The problem here is unbounded growth of a git repo. In this specific case, a siz...

howinteresting · on Jan 30, 2023

This is not a "problem", this is why source control exists. You should never rewrite published history.

tonnydourado · on Jan 30, 2023

A more conservative approach would be some sort of layered storage/archiving, I guess. The older the commit, the less likely it is to be used, so it could be archive in a different storage, optimized for long term. This way you keep the "hot" history small, while keeping the full history still available.

howinteresting · on Jan 30, 2023

That's generally how git packs are used at large organizations that host their own repositories. I'm sure GitHub does something similar.

torstenvl · on Jan 30, 2023

I don't think I can agree with that.

Accidentally publish secrets/credentials? Rotate them yes but also remove them from the published history.

Accidentally publish a binary for a build tool without the proper license? Definitely remove it (and add it to your .gitignore so it doesn't happen again!)

You discover a major flaw that bricks certain systems or causes data loss? Retroactively replace the Makefile/configure script/whatever to print out a warning instead of building the bad build.

I'm sure there are others.

GoblinSlayer · on Jan 31, 2023

AFAIK, copyright problems are fixed by just another commit without history rewrite. There's also no need to care about outdated credentials. Should bugs be fixed by deleting all history too? That code was buggy, bad, bad, must delete? VCS just becomes glorified ftp this way.

crznp · on Jan 30, 2023

I don't think that your points are actually in conflict.

If this is my source code, I want the whole history. I want that 10-year old commit that isn't used in any current branch. A build machine may not need any history: it just wants to check out a particular branch as it is right now, and that works too.

But there is an intermediate case: Let's say that I have an issue with a dependency. I might check out that code and want some history to know what has changed recently, but I don't need that huge zip file that was accidentally checked in and then removed 4 years ago. If it were a consistent problem, perhaps you'd invent some sort of 'shallow' or 'partial' clone, something like this:

https://github.blog/2020-12-21-get-up-to-speed-with-partial-...

howinteresting · on Jan 30, 2023

True, though shallow clones have performance issues: https://github.com/Homebrew/discussions/discussions/225

cabirum · on Jan 30, 2023

A value of a commit approaches zero as it gets older. After a certain threshold, no one will ever see it. Never say never; any reason why should we keep deadweight around?

themerone · on Jan 30, 2023

As long as a line code is in use, there is value in knowing who and when it was authored.

If a 10 year old vulnerability is found in OpenSSL, it be nice to be able to investigate if it was an accident or an act of espionage.

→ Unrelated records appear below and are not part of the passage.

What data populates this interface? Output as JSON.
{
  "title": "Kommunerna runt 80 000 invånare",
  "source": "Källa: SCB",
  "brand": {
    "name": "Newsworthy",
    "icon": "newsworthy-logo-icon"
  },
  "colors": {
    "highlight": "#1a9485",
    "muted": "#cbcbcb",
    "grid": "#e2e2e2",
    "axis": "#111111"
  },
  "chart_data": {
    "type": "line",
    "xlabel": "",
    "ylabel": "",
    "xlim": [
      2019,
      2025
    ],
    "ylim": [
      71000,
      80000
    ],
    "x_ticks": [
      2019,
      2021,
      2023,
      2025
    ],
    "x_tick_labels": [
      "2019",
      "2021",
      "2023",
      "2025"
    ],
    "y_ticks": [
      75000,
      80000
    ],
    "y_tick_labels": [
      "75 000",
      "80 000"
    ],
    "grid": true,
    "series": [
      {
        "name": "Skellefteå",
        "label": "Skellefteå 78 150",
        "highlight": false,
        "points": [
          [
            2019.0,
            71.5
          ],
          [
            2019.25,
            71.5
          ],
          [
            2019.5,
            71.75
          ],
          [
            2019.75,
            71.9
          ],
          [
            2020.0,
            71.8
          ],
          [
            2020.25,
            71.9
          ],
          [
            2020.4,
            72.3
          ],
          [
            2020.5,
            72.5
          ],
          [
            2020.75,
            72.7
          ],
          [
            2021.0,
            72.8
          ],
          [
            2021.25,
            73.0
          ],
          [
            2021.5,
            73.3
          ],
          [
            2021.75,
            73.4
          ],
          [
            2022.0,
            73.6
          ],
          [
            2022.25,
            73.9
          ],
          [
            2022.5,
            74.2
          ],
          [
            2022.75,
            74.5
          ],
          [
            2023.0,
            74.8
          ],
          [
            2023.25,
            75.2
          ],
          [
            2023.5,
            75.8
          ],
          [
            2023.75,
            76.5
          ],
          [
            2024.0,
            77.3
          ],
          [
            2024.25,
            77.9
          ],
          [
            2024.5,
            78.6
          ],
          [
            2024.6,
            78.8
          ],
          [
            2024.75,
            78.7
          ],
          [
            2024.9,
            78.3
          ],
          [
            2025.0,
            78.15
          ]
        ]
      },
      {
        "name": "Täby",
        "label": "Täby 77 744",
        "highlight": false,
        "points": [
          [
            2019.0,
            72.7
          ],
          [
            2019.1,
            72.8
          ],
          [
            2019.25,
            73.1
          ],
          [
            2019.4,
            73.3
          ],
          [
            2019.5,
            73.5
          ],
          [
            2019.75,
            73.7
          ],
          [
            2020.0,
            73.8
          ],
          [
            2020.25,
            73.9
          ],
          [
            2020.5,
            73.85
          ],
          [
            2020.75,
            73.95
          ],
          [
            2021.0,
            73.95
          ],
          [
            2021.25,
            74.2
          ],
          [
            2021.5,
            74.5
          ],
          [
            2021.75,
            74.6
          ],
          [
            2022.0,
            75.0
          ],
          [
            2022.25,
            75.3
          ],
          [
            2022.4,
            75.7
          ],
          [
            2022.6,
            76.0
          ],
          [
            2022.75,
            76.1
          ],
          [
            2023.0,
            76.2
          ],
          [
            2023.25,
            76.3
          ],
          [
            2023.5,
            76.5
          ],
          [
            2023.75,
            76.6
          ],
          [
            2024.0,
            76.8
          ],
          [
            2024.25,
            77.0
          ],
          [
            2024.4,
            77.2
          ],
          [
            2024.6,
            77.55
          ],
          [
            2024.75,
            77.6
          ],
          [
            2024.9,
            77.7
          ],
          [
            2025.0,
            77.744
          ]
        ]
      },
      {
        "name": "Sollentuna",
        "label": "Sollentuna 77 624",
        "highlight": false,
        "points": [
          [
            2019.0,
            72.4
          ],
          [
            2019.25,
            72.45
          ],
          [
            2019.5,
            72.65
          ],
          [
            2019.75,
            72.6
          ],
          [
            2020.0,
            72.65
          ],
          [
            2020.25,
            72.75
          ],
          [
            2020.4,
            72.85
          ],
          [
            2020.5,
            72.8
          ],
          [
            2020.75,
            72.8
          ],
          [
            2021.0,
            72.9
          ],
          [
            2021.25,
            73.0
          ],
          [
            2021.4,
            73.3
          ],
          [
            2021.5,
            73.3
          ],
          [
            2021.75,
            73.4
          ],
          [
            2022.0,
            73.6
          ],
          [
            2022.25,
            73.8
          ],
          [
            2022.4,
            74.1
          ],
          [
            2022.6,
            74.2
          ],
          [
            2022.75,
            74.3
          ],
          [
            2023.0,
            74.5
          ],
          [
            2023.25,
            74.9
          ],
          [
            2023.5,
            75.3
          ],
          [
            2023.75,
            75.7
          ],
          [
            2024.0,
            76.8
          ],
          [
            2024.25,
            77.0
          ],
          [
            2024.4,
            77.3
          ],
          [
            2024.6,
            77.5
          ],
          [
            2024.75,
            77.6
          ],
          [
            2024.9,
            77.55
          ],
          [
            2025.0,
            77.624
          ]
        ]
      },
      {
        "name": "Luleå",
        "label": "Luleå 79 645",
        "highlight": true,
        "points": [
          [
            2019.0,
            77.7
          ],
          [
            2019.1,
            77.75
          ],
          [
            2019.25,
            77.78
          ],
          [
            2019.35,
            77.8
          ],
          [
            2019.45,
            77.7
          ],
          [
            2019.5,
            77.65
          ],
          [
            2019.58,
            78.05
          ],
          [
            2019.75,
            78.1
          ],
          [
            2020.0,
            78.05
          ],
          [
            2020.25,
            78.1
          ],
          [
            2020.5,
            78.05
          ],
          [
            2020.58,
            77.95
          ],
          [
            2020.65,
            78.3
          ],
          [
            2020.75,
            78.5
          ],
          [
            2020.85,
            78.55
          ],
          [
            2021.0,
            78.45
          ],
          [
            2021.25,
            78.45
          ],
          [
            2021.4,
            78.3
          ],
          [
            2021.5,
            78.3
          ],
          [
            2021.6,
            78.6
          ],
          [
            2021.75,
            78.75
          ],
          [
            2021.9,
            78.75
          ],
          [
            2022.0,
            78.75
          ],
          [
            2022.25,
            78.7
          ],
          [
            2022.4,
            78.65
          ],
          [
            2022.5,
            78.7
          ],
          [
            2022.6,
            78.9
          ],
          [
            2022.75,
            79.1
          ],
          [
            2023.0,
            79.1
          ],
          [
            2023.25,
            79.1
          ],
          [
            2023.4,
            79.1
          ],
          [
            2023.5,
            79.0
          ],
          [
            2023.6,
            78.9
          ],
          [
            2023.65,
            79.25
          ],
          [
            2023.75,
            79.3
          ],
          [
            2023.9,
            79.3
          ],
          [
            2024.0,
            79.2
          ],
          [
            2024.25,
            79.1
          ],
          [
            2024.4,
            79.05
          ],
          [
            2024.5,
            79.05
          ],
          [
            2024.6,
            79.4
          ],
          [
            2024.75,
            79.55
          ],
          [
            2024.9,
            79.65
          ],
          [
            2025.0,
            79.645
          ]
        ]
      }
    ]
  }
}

howinteresting · on Jan 30, 2023

Your premise is incorrect. The other day I was looking around a repository that's been through many migrations, and found a commit from 2004 that was relevant to my interests.

mrguyorama · on Jan 30, 2023

Git allows you to rewrite history, so you can "crush" old commits to reduce the size of history as needed.

jacobr1 · on Jan 30, 2023

It would be great to have some kind of way to do this while still maintaining the merkle-tree.

jonhohle · on Jan 30, 2023

Isn’t that what packs are for? The raw, content addressable object store has no inherent optimization for reducing repo size. Any changed file is completely copied until a higher level does something to compress that down.

cabirum · on Jan 30, 2023

Sure, but rewriting it manually is a tedious process. Should be automated on github side, to keep repo size approx constant over time.

saghm · on Jan 30, 2023

I think this is what `git filter-branch` its supposed to be for: https://git-scm.com/docs/git-filter-branch

I've never used it before, but from what I understand, it's very powerful but also very confusing and easy to mess up, and of course with a sort of vague ambiguous name that makes it hard to discover; in other words, it's quintessentially git.

Arnavion · on Jan 30, 2023

That would be silent data loss, so absolutely should not be automated.

blueflow · on Jan 30, 2023

Github cant rewrite the refs on their own without breaking users stuff. They can only repack the existing objects, the squashing needs to be done by the developers. Also its a non-fast-forward thing, so it needs to be coordinated between the git users anyways.